En un día como hoy de 1836 nació el melancólico, romántico, sufrido, desventurado y brillante poeta, Gustavo Adolfo Bécquer. Un poeta con una sensibilidad exquisita, sencillamente directa, humilde y sincera. Esto no se debe solo a su peculiar personalidad, sino también a sus experiencias vitales. José Luis Cano, el editor de uno de los libros de Bécquer, Rimas, lo explica muy bien con las siguientes palabras:

«La vida de Gustavo Adolfo Bécquer se puede contar en pocas páginas. No conocemos de él ni grandes aventuras, ni grandes viajes, ni grandes acciones.»

«Bécquer es lo contrario de un rebelde, de un aventurero, de la idealizada imagen que nos hemos hecho del héroe romántico, y su vida se parece muy poco a la de un Byron o un Espronceda».

«Fue la suya una existencia herida por la enfermedad, la pobreza y el desengaño amoroso, que desgarró cruelmente su alma. Cuando conocemos la vida de Bécquer, el sentimiento que experimentamos nunca es de admiración o deslumbramiento, como nos ocurre con la de Goethe o Víctor Hugo, sino de una inmensa lástima, de una piedad infinita hacia aquella alma que sufrió con resignación estoica los golpes del destino más cruel».

Y así es, en aquella época del Romanticismo del siglo XVIII y XIX en España, los escritores más importantes de este movimiento trascendente y pasional estaban colmados de experiencias exóticas, acciones políticas, laborales y sociales admirables, por una sociedad acomodada y aventuras amorosas como las de Lord Byron. Sólo algunos autores como el romántico inglés, Samuel Taylor Coleridge, padecieron un amor no correspondido y una vida hacia el final deprimente, como la de Bécquer, que les dio su carácter melancólico y una poesía de una gran belleza del deseo inabarcable.

Bécquer vivió una infancia triste por la muerte de sus padres, pero pronto entró en una casa de una dama burguesa, con una gran biblioteca que devoró en pocos meses y, a los doce años, siendo un niño, ya escribió su primer poema: Oda a la muerte de Alberto Lista, a la moda retórica de la época. Desde entonces, empezó a soñar en ser un gran poeta y en tener una vida dichosa, para su gloria consiguió solo el primer deseo, llegar a ser uno de los poetas más importantes de la historia.

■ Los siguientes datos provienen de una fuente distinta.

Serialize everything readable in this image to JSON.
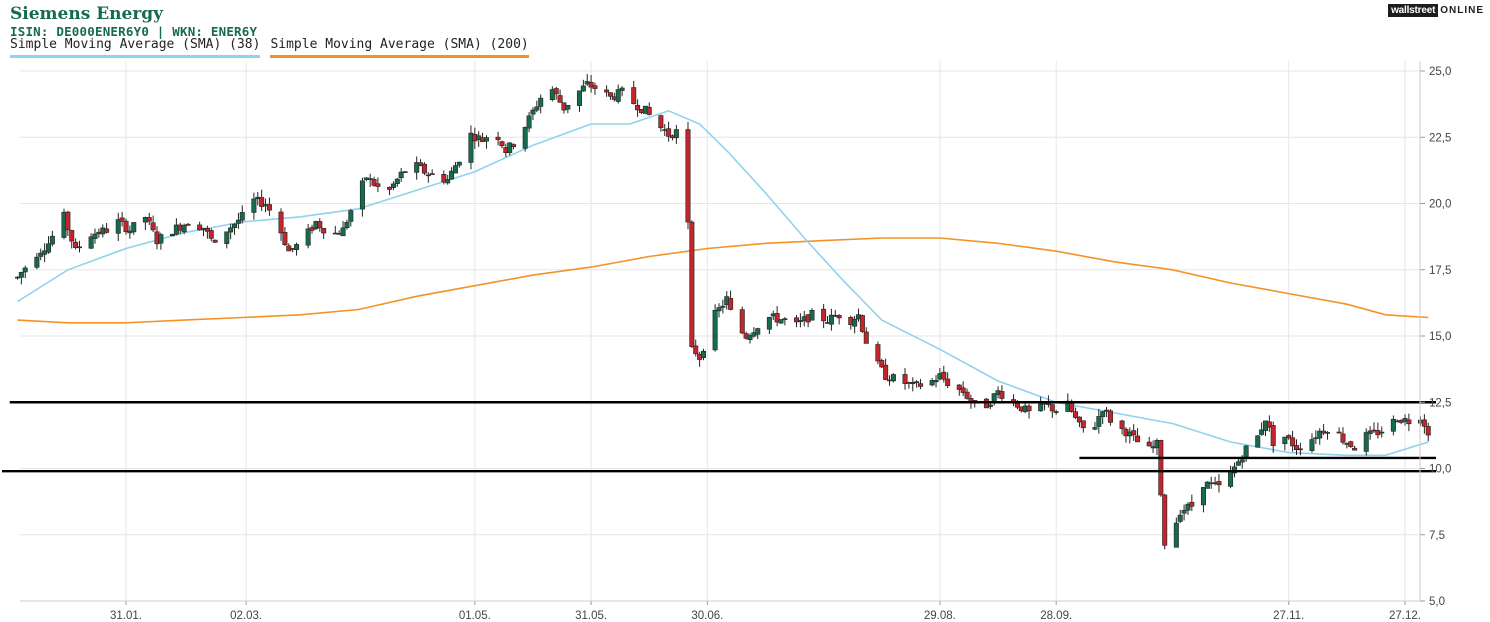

Sufrió problemas económicos y de salud en Madrid, donde quiso ganarse su fama; conoció en una de sus veladas musicales, en casa de un amigo, a Julia, hija de una familia de músicos. Bécquer no solo no fue correspondido, sino que también traicionado, quedando fatalmente herido de amor, como se traduce en algunos de sus versos. Bécquer, para olvidar a Julia, cometió el grave error de casarse y así tener una vida tranquila, pero su mujer no lo comprendió y acabó viviendo en la más pobre desdicha.

Veamos ahora algunas de sus frases y fragmentos de poemas más hermosos para descubrir si nosotros seríamos capaces de entenderle:

«Dios, aunque invisible, tiene siempre una mano tendida para levantar por un extremo la carga que abruma al pobre».

«El alma que hablar puede con los ojos, también puede besar con la mirada».

«El amor es un misterio. Todo en él son fenómenos, a cual más inexplicable; todo en él es ilógico, todo en él es vaguedad y absurdo».

«En el majestuoso conjunto de la creación, nada hay que me conmueva tan hondamente, que acaricie mi espíritu y dé vuelo desusado a mi fantasía como la luz apacible y desmayada de la luna».

«El que tiene imaginación, con qué facilidad saca de la nada un mundo».

«La mujer hermosa, cuando pule el acero y contempla su imagen, se deleita en sí misma; pero al cabo busca otros ojos donde fijar los suyos, y si no los encuentra, se aburre.»

«La soledad es el imperio de la conciencia».

«La soledad es muy hermosa… cuando se tiene alguien a quien decírselo».

«¡Llora! No te avergüences de confesar que me has querido un poco».

«Los suspiros son aire y van al aire. Las lágrimas son agua y van al mar, dime mujer, cuando el amor se olvida, ¿sabes tú a donde va?».

«Podrá no haber poetas, pero siempre habrá poesía».

«Por una mirada, un mundo; por una sonrisa, un cielo; por un beso… ¡Yo no sé que te diera por un beso!».

«El amor es poesía; la religión es amor. Dos cosas semejantes a una tercera, son iguales entre sí».

«El amor es un rayo de luna».

«Mi cerebro es el caos, mis ojos la destrucción, mi esencia la nada».